Find all integer $$ t \geq 0 $$ such that $$ \frac{t^2+9}{t+9} =k $$ k is integer.
How to solve this?
I've tried to solve this as an equation with parameter $$ t^2-kt-9k+9=0 \\ D= k^2-36k+36\\ t_1=\frac{k-\sqrt{k^2-36k+36}}{2} \\ t_2=\frac{k+\sqrt{k^2-36k+36}}{2} $$ so we need $$\sqrt{k^2-36k+36}$$ to be an int and also $$k-\sqrt{k^2-36k+36} \\ k+\sqrt{k^2-36k+36}$$ must be even... So I'm kinda stuck
Your discriminant is wrong. You should get:
$$D=k^2-4(9-9k)=k^2\color{red}+36k\color{red}-36$$
The easier approach is to note that $\frac{t^2-81}{t+9}=t-9$ is an integer, so $$\frac{t^2+9}{t+9}=\frac{t^2-81}{t+9}+\frac{90}{t+9}$$ is an integer if and only if $\frac{90}{t+9}$ is an integer.

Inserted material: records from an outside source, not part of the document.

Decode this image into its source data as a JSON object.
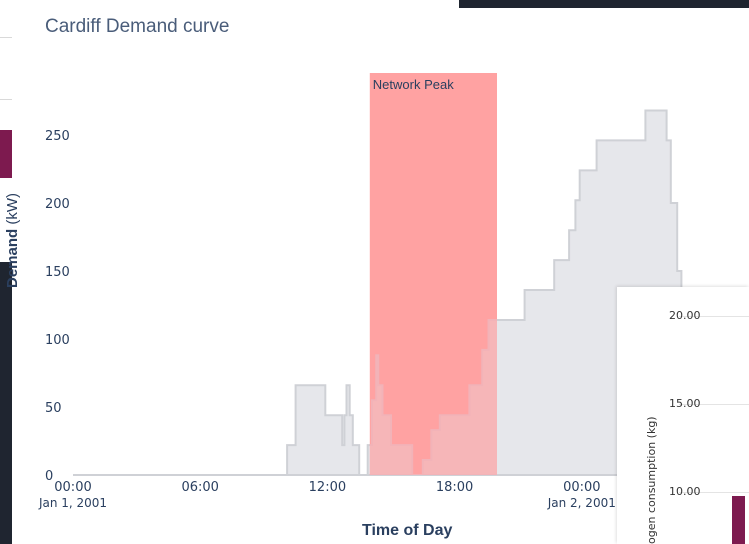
{
  "chart_data": {
    "type": "area",
    "title": "Cardiff Demand curve",
    "xlabel": "Time of Day",
    "ylabel_bold": "Demand",
    "ylabel_unit": "(kW)",
    "ylim": [
      0,
      270
    ],
    "xlim_hours": [
      0,
      27
    ],
    "yticks": [
      0,
      50,
      100,
      150,
      200,
      250
    ],
    "xticks": [
      {
        "h": 0,
        "label": "00:00",
        "sub": "Jan 1, 2001"
      },
      {
        "h": 6,
        "label": "06:00",
        "sub": ""
      },
      {
        "h": 12,
        "label": "12:00",
        "sub": ""
      },
      {
        "h": 18,
        "label": "18:00",
        "sub": ""
      },
      {
        "h": 24,
        "label": "00:00",
        "sub": "Jan 2, 2001"
      }
    ],
    "series": [
      {
        "points": [
          [
            0,
            0
          ],
          [
            10.1,
            0
          ],
          [
            10.1,
            22
          ],
          [
            10.5,
            22
          ],
          [
            10.5,
            66
          ],
          [
            11.9,
            66
          ],
          [
            11.9,
            44
          ],
          [
            12.7,
            44
          ],
          [
            12.7,
            22
          ],
          [
            12.8,
            22
          ],
          [
            12.8,
            44
          ],
          [
            12.9,
            44
          ],
          [
            12.9,
            66
          ],
          [
            13.05,
            66
          ],
          [
            13.05,
            44
          ],
          [
            13.2,
            44
          ],
          [
            13.2,
            22
          ],
          [
            13.5,
            22
          ],
          [
            13.5,
            0
          ],
          [
            13.9,
            0
          ],
          [
            13.9,
            22
          ],
          [
            14.1,
            22
          ],
          [
            14.1,
            55
          ],
          [
            14.3,
            55
          ],
          [
            14.3,
            88
          ],
          [
            14.4,
            88
          ],
          [
            14.4,
            66
          ],
          [
            14.6,
            66
          ],
          [
            14.6,
            44
          ],
          [
            15.0,
            44
          ],
          [
            15.0,
            22
          ],
          [
            16.0,
            22
          ],
          [
            16.0,
            0
          ],
          [
            16.5,
            0
          ],
          [
            16.5,
            11
          ],
          [
            16.9,
            11
          ],
          [
            16.9,
            33
          ],
          [
            17.3,
            33
          ],
          [
            17.3,
            44
          ],
          [
            18.7,
            44
          ],
          [
            18.7,
            66
          ],
          [
            19.3,
            66
          ],
          [
            19.3,
            92
          ],
          [
            19.6,
            92
          ],
          [
            19.6,
            114
          ],
          [
            21.3,
            114
          ],
          [
            21.3,
            136
          ],
          [
            22.7,
            136
          ],
          [
            22.7,
            158
          ],
          [
            23.4,
            158
          ],
          [
            23.4,
            180
          ],
          [
            23.7,
            180
          ],
          [
            23.7,
            202
          ],
          [
            23.9,
            202
          ],
          [
            23.9,
            224
          ],
          [
            24.7,
            224
          ],
          [
            24.7,
            246
          ],
          [
            27,
            246
          ],
          [
            27,
            268
          ],
          [
            28,
            268
          ],
          [
            28,
            246
          ],
          [
            28.2,
            246
          ],
          [
            28.2,
            200
          ],
          [
            28.5,
            200
          ],
          [
            28.5,
            150
          ],
          [
            28.7,
            150
          ]
        ]
      }
    ],
    "annotation": {
      "label": "Network Peak",
      "x0": 14,
      "x1": 20,
      "color": "#ff8080"
    },
    "colors": {
      "area_fill": "#e6e7eb",
      "area_line": "#cfd1d6",
      "band": "#ff9a9a",
      "text": "#2a3f5f",
      "title": "#4a5d7a"
    }
  },
  "inset_chart": {
    "ylabel": "ogen consumption (kg)",
    "yticks": [
      "20.00",
      "15.00",
      "10.00"
    ]
  }
}
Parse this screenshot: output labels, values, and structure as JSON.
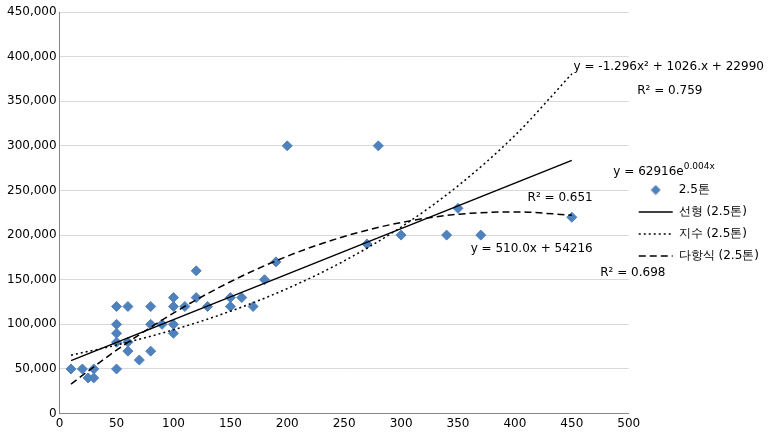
{
  "chart_data": {
    "type": "scatter",
    "series": [
      {
        "name": "2.5톤",
        "color": "#4f81bd",
        "marker": "diamond",
        "x": [
          10,
          20,
          25,
          30,
          30,
          50,
          50,
          50,
          50,
          50,
          60,
          60,
          60,
          70,
          80,
          80,
          80,
          90,
          100,
          100,
          100,
          100,
          110,
          120,
          120,
          130,
          150,
          150,
          160,
          170,
          180,
          190,
          200,
          270,
          280,
          300,
          340,
          350,
          370,
          450
        ],
        "values": [
          50000,
          50000,
          40000,
          40000,
          50000,
          120000,
          100000,
          90000,
          80000,
          50000,
          120000,
          70000,
          80000,
          60000,
          120000,
          100000,
          70000,
          100000,
          130000,
          120000,
          100000,
          90000,
          120000,
          160000,
          130000,
          120000,
          130000,
          120000,
          130000,
          120000,
          150000,
          170000,
          300000,
          190000,
          300000,
          200000,
          200000,
          230000,
          200000,
          220000
        ]
      },
      {
        "name": "선형 (2.5톤)",
        "type": "line",
        "color": "#000000",
        "line_style": "solid",
        "x": [
          10,
          450
        ],
        "values": [
          59316,
          283716
        ]
      },
      {
        "name": "지수 (2.5톤)",
        "type": "line",
        "color": "#000000",
        "line_style": "dotted",
        "x": [
          10,
          50,
          100,
          150,
          200,
          250,
          300,
          350,
          400,
          450
        ],
        "values": [
          65500,
          76800,
          93900,
          114700,
          140100,
          171100,
          209000,
          255200,
          311700,
          380700
        ]
      },
      {
        "name": "다항식 (2.5톤)",
        "type": "line",
        "color": "#000000",
        "line_style": "dashed",
        "x": [
          10,
          50,
          100,
          150,
          200,
          250,
          300,
          350,
          400,
          450
        ],
        "values": [
          33130,
          71050,
          112630,
          147730,
          176350,
          198490,
          214150,
          223330,
          226030,
          222250
        ]
      }
    ],
    "xlim": [
      0,
      500
    ],
    "xticks": [
      0,
      50,
      100,
      150,
      200,
      250,
      300,
      350,
      400,
      450,
      500
    ],
    "ylim": [
      0,
      450000
    ],
    "yticks": [
      0,
      {
        "value": 50000,
        "label": "50,000"
      },
      {
        "value": 100000,
        "label": "100,000"
      },
      {
        "value": 150000,
        "label": "150,000"
      },
      {
        "value": 200000,
        "label": "200,000"
      },
      {
        "value": 250000,
        "label": "250,000"
      },
      {
        "value": 300000,
        "label": "300,000"
      },
      {
        "value": 350000,
        "label": "350,000"
      },
      {
        "value": 400000,
        "label": "400,000"
      },
      {
        "value": 450000,
        "label": "450,000"
      }
    ],
    "grid": "y",
    "legend": "right",
    "annotations": [
      {
        "text": "y = -1.296x² + 1026.x + 22990"
      },
      {
        "text": "R² = 0.759"
      },
      {
        "text": "y = 62916e0.004x",
        "superscript": "0.004x"
      },
      {
        "text": "R² = 0.651"
      },
      {
        "text": "y = 510.0x + 54216"
      },
      {
        "text": "R² = 0.698"
      }
    ]
  }
}
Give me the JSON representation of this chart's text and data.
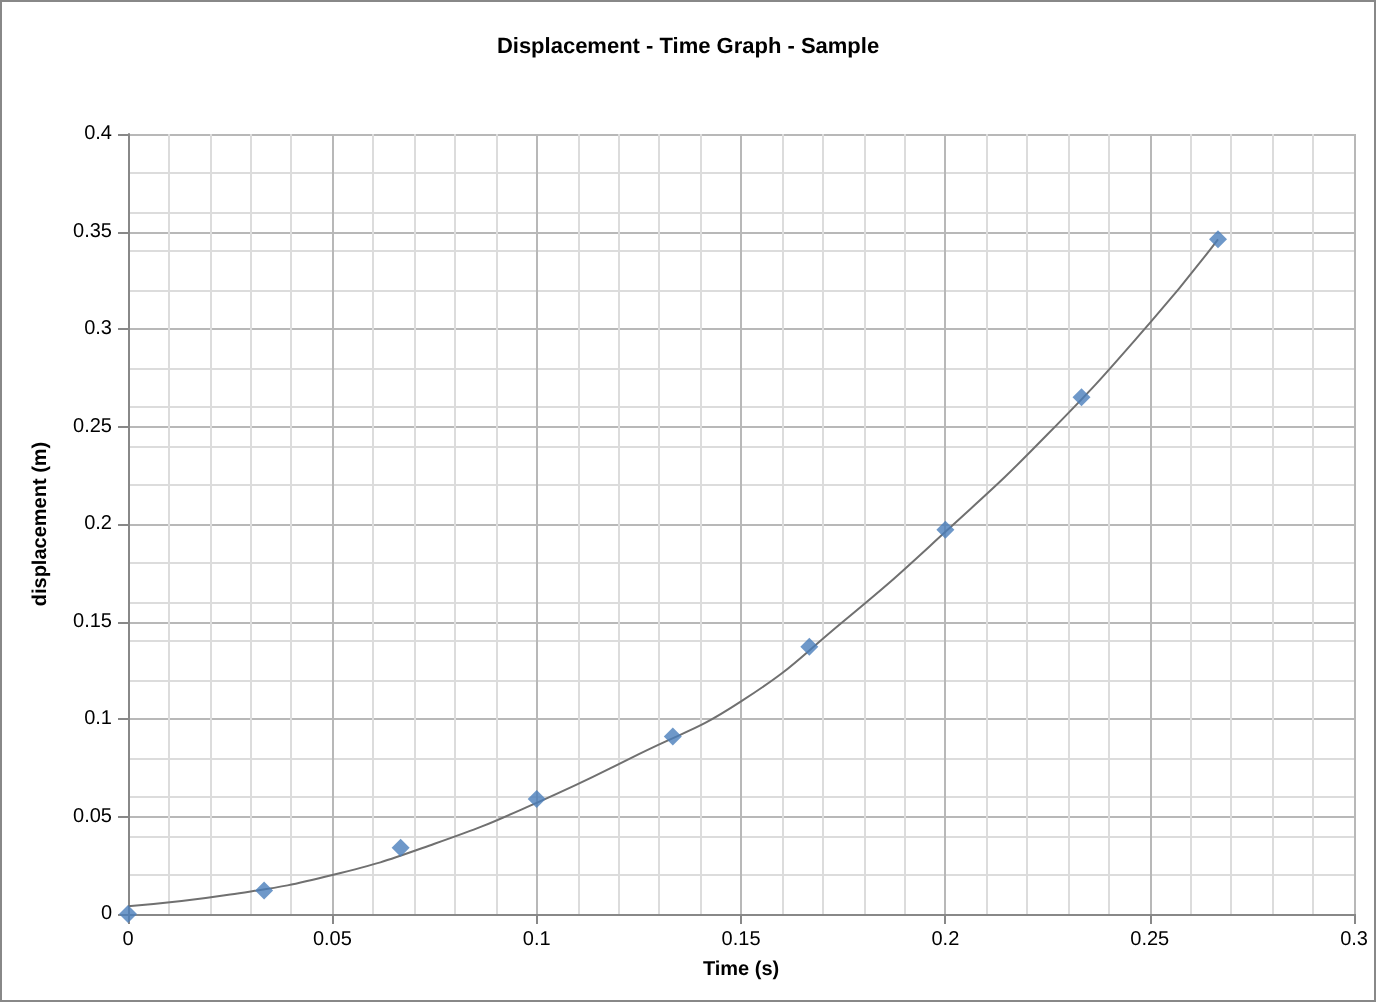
{
  "chart_data": {
    "type": "scatter",
    "title": "Displacement - Time Graph - Sample",
    "xlabel": "Time (s)",
    "ylabel": "displacement (m)",
    "series": [
      {
        "color": "#4a7ebb",
        "marker": "diamond",
        "x": [
          0,
          0.0333,
          0.0667,
          0.1,
          0.1333,
          0.1667,
          0.2,
          0.2333,
          0.2667
        ],
        "values": [
          0,
          0.012,
          0.034,
          0.059,
          0.091,
          0.137,
          0.197,
          0.265,
          0.346
        ]
      },
      {
        "type": "line",
        "color": "#707070",
        "marker": "none",
        "x": [
          0,
          0.025,
          0.05,
          0.075,
          0.1,
          0.125,
          0.15,
          0.175,
          0.2,
          0.225,
          0.25,
          0.2667
        ],
        "values": [
          0.004,
          0.01,
          0.02,
          0.036,
          0.057,
          0.082,
          0.109,
          0.15,
          0.196,
          0.246,
          0.303,
          0.346
        ]
      }
    ],
    "xlim": [
      0,
      0.3
    ],
    "xticks": [
      0,
      0.05,
      0.1,
      0.15,
      0.2,
      0.25,
      0.3
    ],
    "ylim": [
      0,
      0.4
    ],
    "yticks": [
      0,
      0.05,
      0.1,
      0.15,
      0.2,
      0.25,
      0.3,
      0.35,
      0.4
    ],
    "grid": true
  }
}
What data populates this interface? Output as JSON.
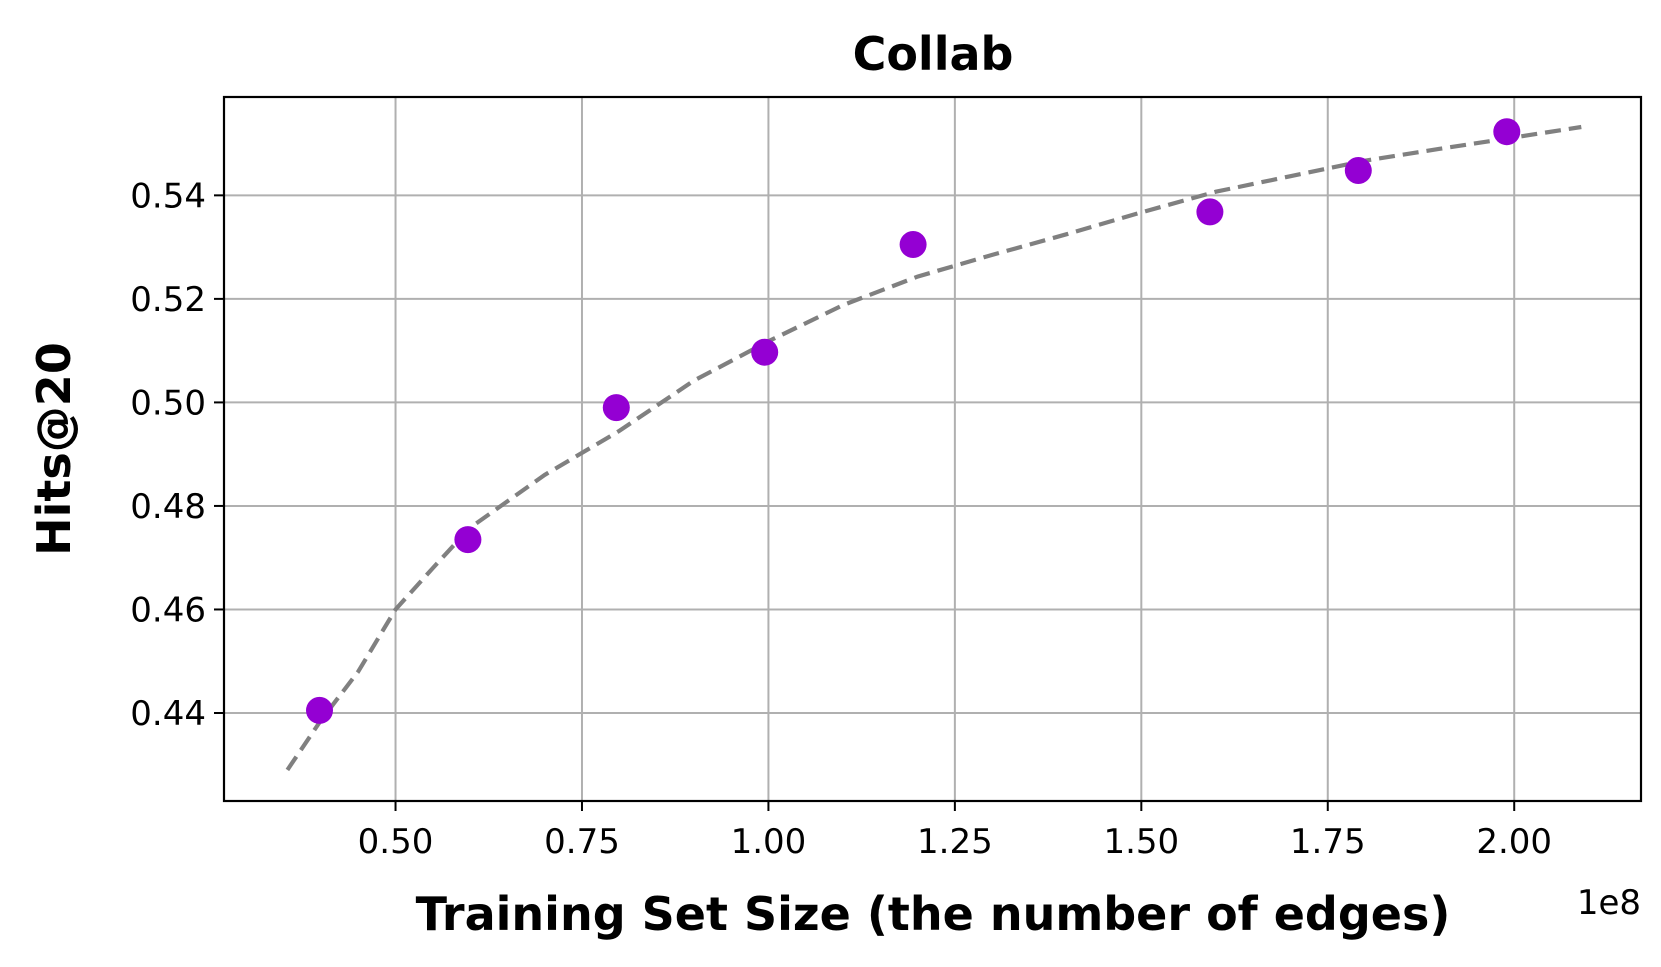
{
  "chart_data": {
    "type": "scatter",
    "title": "Collab",
    "xlabel": "Training Set Size (the number of edges)",
    "ylabel": "Hits@20",
    "x_offset_label": "1e8",
    "xlim": [
      0.27,
      2.17
    ],
    "ylim": [
      0.423,
      0.559
    ],
    "xticks": [
      0.5,
      0.75,
      1.0,
      1.25,
      1.5,
      1.75,
      2.0
    ],
    "xtick_labels": [
      "0.50",
      "0.75",
      "1.00",
      "1.25",
      "1.50",
      "1.75",
      "2.00"
    ],
    "yticks": [
      0.44,
      0.46,
      0.48,
      0.5,
      0.52,
      0.54
    ],
    "ytick_labels": [
      "0.44",
      "0.46",
      "0.48",
      "0.50",
      "0.52",
      "0.54"
    ],
    "grid": true,
    "series": [
      {
        "kind": "scatter",
        "color": "#9400d3",
        "x": [
          0.398,
          0.597,
          0.796,
          0.995,
          1.194,
          1.592,
          1.791,
          1.99
        ],
        "y": [
          0.4405,
          0.4735,
          0.499,
          0.5097,
          0.5305,
          0.5368,
          0.5448,
          0.5523
        ]
      },
      {
        "kind": "fit-line",
        "color": "#808080",
        "style": "dashed",
        "x": [
          0.355,
          0.4,
          0.45,
          0.5,
          0.55,
          0.6,
          0.7,
          0.8,
          0.9,
          1.0,
          1.1,
          1.2,
          1.3,
          1.4,
          1.5,
          1.6,
          1.7,
          1.8,
          1.9,
          2.0,
          2.09
        ],
        "y": [
          0.429,
          0.4386,
          0.448,
          0.46,
          0.468,
          0.4758,
          0.486,
          0.4945,
          0.5042,
          0.5118,
          0.5188,
          0.5243,
          0.5285,
          0.5325,
          0.5367,
          0.5407,
          0.5437,
          0.5467,
          0.549,
          0.5512,
          0.5532
        ]
      }
    ]
  }
}
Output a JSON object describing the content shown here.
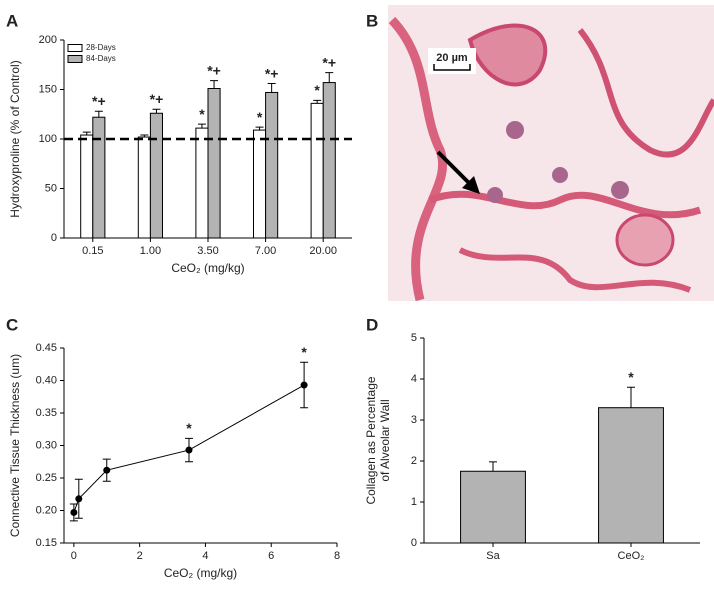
{
  "chart_data": [
    {
      "type": "bar",
      "panel": "A",
      "ylabel": "Hydroxyproline (% of Control)",
      "xlabel": "CeO₂ (mg/kg)",
      "categories": [
        "0.15",
        "1.00",
        "3.50",
        "7.00",
        "20.00"
      ],
      "series": [
        {
          "name": "28-Days",
          "color": "#ffffff",
          "values": [
            104,
            102,
            111,
            109,
            136
          ],
          "errors": [
            3,
            2,
            4,
            3,
            3
          ],
          "annotations": [
            null,
            null,
            "*",
            "*",
            "*"
          ]
        },
        {
          "name": "84-Days",
          "color": "#b3b3b3",
          "values": [
            122,
            126,
            151,
            147,
            157
          ],
          "errors": [
            6,
            4,
            8,
            9,
            10
          ],
          "annotations": [
            "*+",
            "*+",
            "*+",
            "*+",
            "*+"
          ]
        }
      ],
      "ylim": [
        0,
        200
      ],
      "yticks": [
        0,
        50,
        100,
        150,
        200
      ],
      "reference_line": 100,
      "legend": "upper left"
    },
    {
      "type": "line",
      "panel": "C",
      "ylabel": "Connective Tissue Thickness (um)",
      "xlabel": "CeO₂ (mg/kg)",
      "x": [
        0,
        0.15,
        1,
        3.5,
        7
      ],
      "series": [
        {
          "name": null,
          "color": "#000000",
          "values": [
            0.197,
            0.218,
            0.262,
            0.293,
            0.393
          ],
          "errors": [
            0.013,
            0.03,
            0.017,
            0.018,
            0.035
          ],
          "annotations": [
            null,
            null,
            null,
            "*",
            "*"
          ]
        }
      ],
      "xlim": [
        -0.3,
        8
      ],
      "xticks": [
        0,
        2,
        4,
        6,
        8
      ],
      "ylim": [
        0.15,
        0.45
      ],
      "yticks": [
        0.15,
        {
          "value": 0.2,
          "label": "0.20"
        },
        0.25,
        {
          "value": 0.3,
          "label": "0.30"
        },
        0.35,
        {
          "value": 0.4,
          "label": "0.40"
        },
        0.45
      ]
    },
    {
      "type": "bar",
      "panel": "D",
      "ylabel": [
        "Collagen as Percentage",
        "of Alveolar Wall"
      ],
      "categories": [
        "Sa",
        "CeO₂"
      ],
      "series": [
        {
          "name": null,
          "color": "#b3b3b3",
          "values": [
            1.75,
            3.3
          ],
          "errors": [
            0.23,
            0.5
          ],
          "annotations": [
            null,
            "*"
          ]
        }
      ],
      "ylim": [
        0,
        5
      ],
      "yticks": [
        0,
        1,
        2,
        3,
        4,
        5
      ]
    }
  ],
  "image_panel": {
    "panel": "B",
    "scale_bar": "20 µm"
  }
}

If you must use the discriminant method...
You only really need the discriminant to be a square, since if the polynomial has rational roots, then the roots are integers, since the polynomial has integer coefficients and lead coefficient $1.$
Completing the square, you need $D=(k+18)^2-(18^2+36)=(k+18)^2-360=n^2$ for some $n$, or $(k+18-n)(k+18+n)=360$.
Any factorization $90=AB$ gives us $k+18-n=2A, k+18+n=2B$, or $k=A+B-18$ and $n=B-A$ and $t=\frac{-k\pm n}{2}$ and this gives $t=A-9$ or $t=B-9.$
(Why did we use factorizations of $90$ rather than $360?$)
More geneally, if $f$ is a polynomial with integer coefficients, and $a$ is an integer such that $f(a)\neq 0$ then the set of $t$ such that:
$$\frac{f(t)}{t-a}$$
can be determined as follows. Let $u=t-a$ then:
$$\frac{f(t)}{t-a}=\frac{f(u+a)}{u}.$$ And $u$ divides $f(u+a)$ if and only if $u$ divides $f(a).$ So $t+a\mid f(t)$ if any only if $t+a\mid f(a).$
So write all the integer factors of $f(a)$ and then add $a$ to each of them.
In your example, $f(t)=t^2+9, a=-9,$ and $f(a)=90.$